PMs não citaram ação social em depoimento sobre morte de jovem na Providência

Dois PMs investigados pelo homicídio do jovem Rodrigo Cerqueira, de 19 anos, durante operação que interrompeu a distribuição de cestas básicas no Morro da Providência, no Centro do Rio, no último dia 21, não citaram a ação social no relato que deram à Polícia Civil no dia do crime. O soldado Eduardo de Souza Paiva e o cabo Rafael Santos Amaral, ambos lotados na UPP da Providência, alegaram, na Delegacia de Homicídios (DH), que “faziam patrulhamento para repreender o tráfico de drogas” num local próximo à Rua Rivadávia Corrêa e que “perceberam uma correria de um número elevado de pessoas, talvez uns seis suspeitos”. De acordo com os relatos, “ao avistarem a guarnição, os suspeitos efetuaram disparos de arma de fogo, o que foi imediatamente revidado”.

Ainda segundo os PMs, “após cessarem os disparos, os policiais progrediram e logo encontraram o corpo”. Ao todo, os agentes afirmam ter dado sete tiros na ocasião com suas pistolas, que foram apreendidas pela DH e serão periciadas.

Em nenhum momento, os agentes afirmam que viram pessoas distribuindo cestas básicas no local. Voluntários que entregavam mantimentos para famílias de alunos do Colégio Estadual Reverendo Hugh Clarence Tucker e do Pré-Vestibular Machado de Assis, ambos na Providência, afirmam que a operação aconteceu em meio à ação social, que teve que ser interrompida quando o Rodrigo foi baleado. “No exato momento da ação que matou o Rodrigo, alguns professores, apoiadores e estudantes estavam distribuindo cestas básicas às famílias mais necessitadas de alunos e alunas que estudam na escola e também no Pré-Vestibular Machado de Assis”, diz uma nota publicada na página do pré-vestibular nas redes sociais.

Os PMs também não afirmam ter visto Rodrigo atirar em sua direção.
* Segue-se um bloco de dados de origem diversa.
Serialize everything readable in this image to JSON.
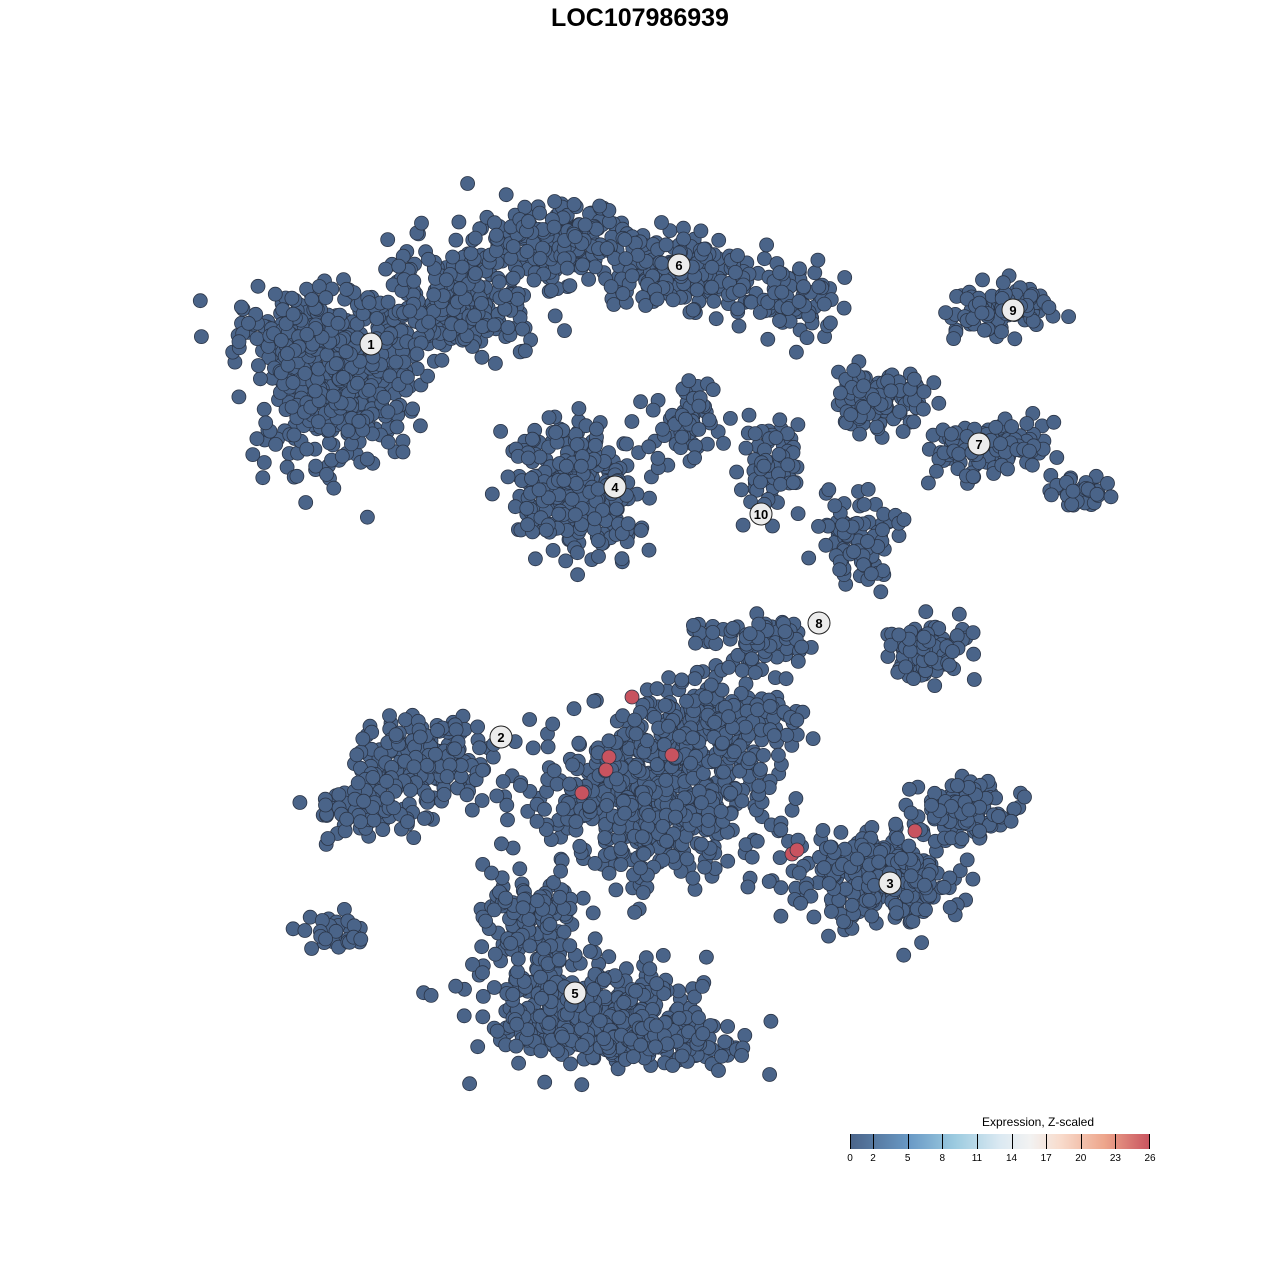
{
  "chart_data": {
    "type": "scatter",
    "title": "LOC107986939",
    "xlabel": "",
    "ylabel": "",
    "grid": false,
    "cluster_labels": [
      "1",
      "2",
      "3",
      "4",
      "5",
      "6",
      "7",
      "8",
      "9",
      "10"
    ],
    "point_color_low": "#4a6489",
    "point_color_high": "#c8535f",
    "point_stroke": "#2b3547",
    "highlighted_points_visible": 8,
    "legend": {
      "title": "Expression, Z-scaled",
      "placement": "bottom-right",
      "range": [
        0,
        26
      ],
      "ticks": [
        "0",
        "2",
        "5",
        "8",
        "11",
        "14",
        "17",
        "20",
        "23",
        "26"
      ],
      "colors": [
        "#4a6489",
        "#6a9ac6",
        "#9ccbe0",
        "#f2f2f2",
        "#eda58b",
        "#c8535f"
      ]
    }
  }
}
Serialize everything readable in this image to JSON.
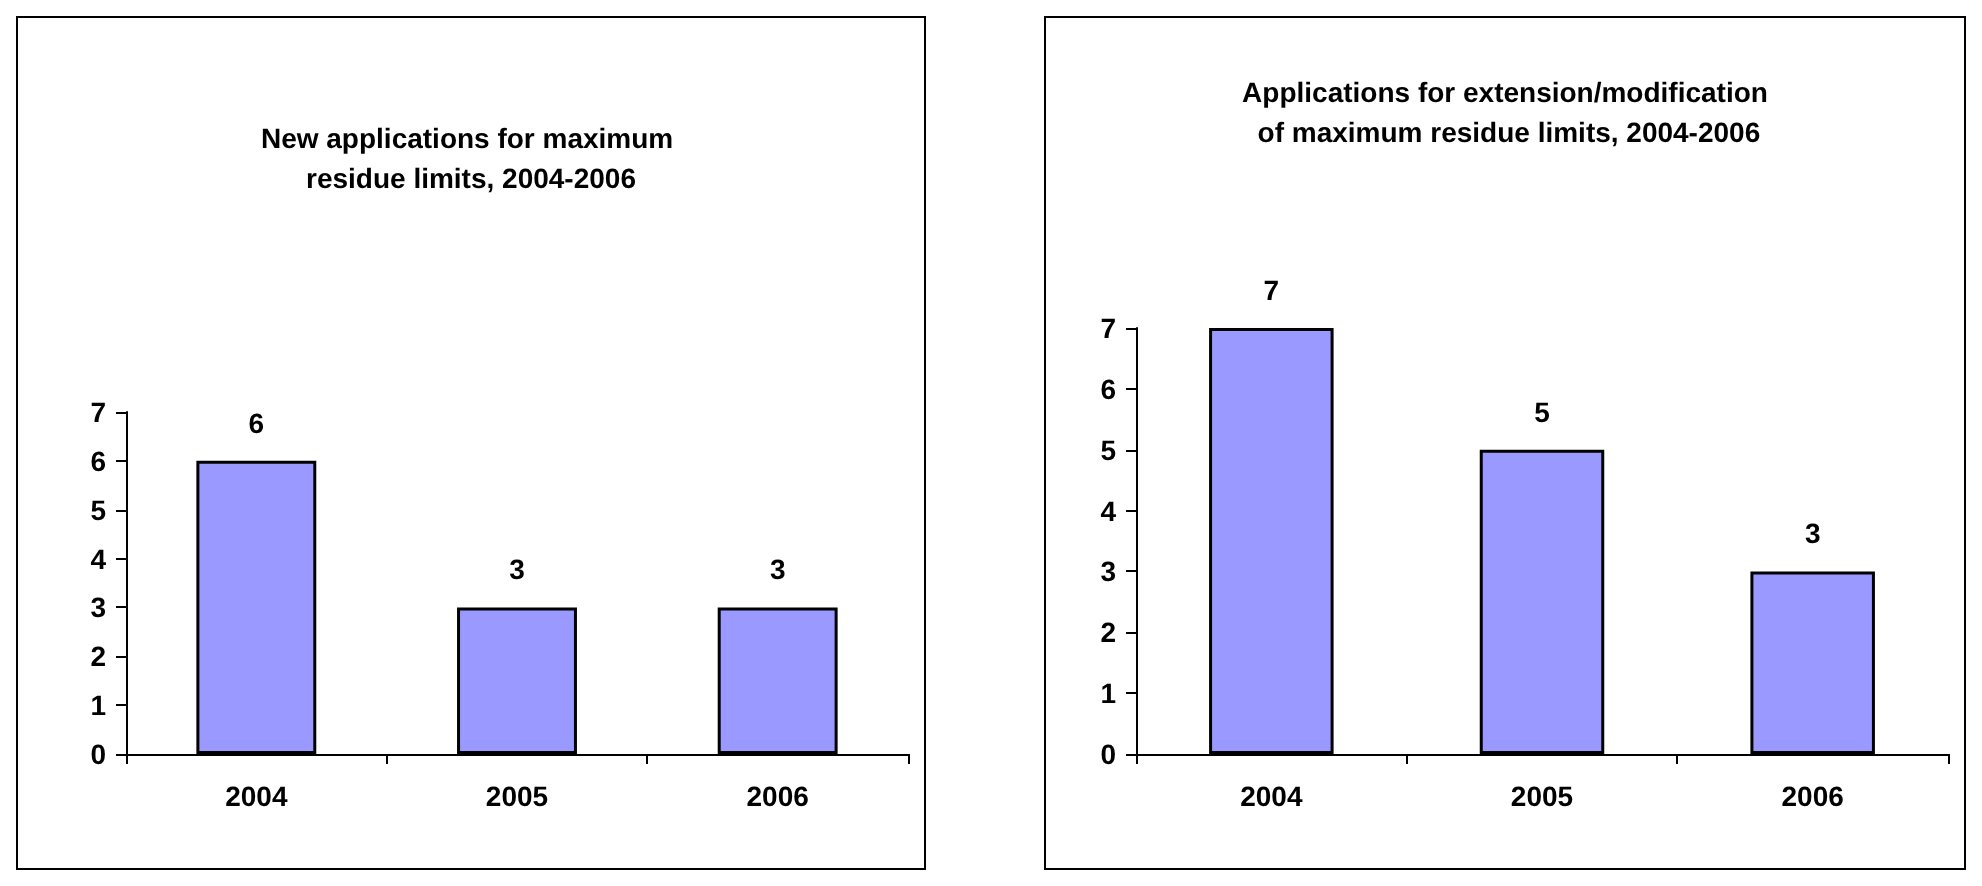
{
  "chart_data": [
    {
      "type": "bar",
      "title": "New applications for maximum residue limits, 2004-2006",
      "categories": [
        "2004",
        "2005",
        "2006"
      ],
      "values": [
        6,
        3,
        3
      ],
      "color": "#9999ff",
      "ylim": [
        0,
        7
      ],
      "yticks": [
        0,
        1,
        2,
        3,
        4,
        5,
        6,
        7
      ],
      "data_labels": true
    },
    {
      "type": "bar",
      "title": "Applications for extension/modification of maximum residue limits, 2004-2006",
      "categories": [
        "2004",
        "2005",
        "2006"
      ],
      "values": [
        7,
        5,
        3
      ],
      "color": "#9999ff",
      "ylim": [
        0,
        7
      ],
      "yticks": [
        0,
        1,
        2,
        3,
        4,
        5,
        6,
        7
      ],
      "data_labels": true
    }
  ]
}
Eles somente alegam que encontraram o jovem caído no chão, inconsciente, após terem trocado tiros. Os PMs afirmaram, na DH, que encontraram uma pistola e drogas junto ao corpo do jovem. A mãe de Rodrigo negou que ele fosse traficante, quando foi liberar o corpo do filho no Instituto Médico-Legal (IML). Ele estava matriculado no 2º Ano do Ensino Médio do Colégio Reverendo Tucker e também fazia bico como ambulante.

— Meu filho era querido. É só perguntar para os professores da escola onde ele estudava. Meu filho nunca parou numa delegacia. É porque eles (policiais) entram no morro e acham que todo negro tem envolvimento com alguma coisa. Eles forjam os negros, eles forjam. No morro todo mundo é bandido para eles. Ele era meu amigo, uma pessoa carinhosa, querida — lamentou Verônica Maria.

Após os tiros, os agentes levaram Rodrigo, baleado, para o Hospital municipal Souza Aguiar, onde o óbito foi declarado. Rodrigo foi morto apenas três dias após o homicídio do adolescente João Pedro Mattos Pinto, durante operação das polícias Civil e Federal no Complexo do Salgueiro, em São Gonçalo.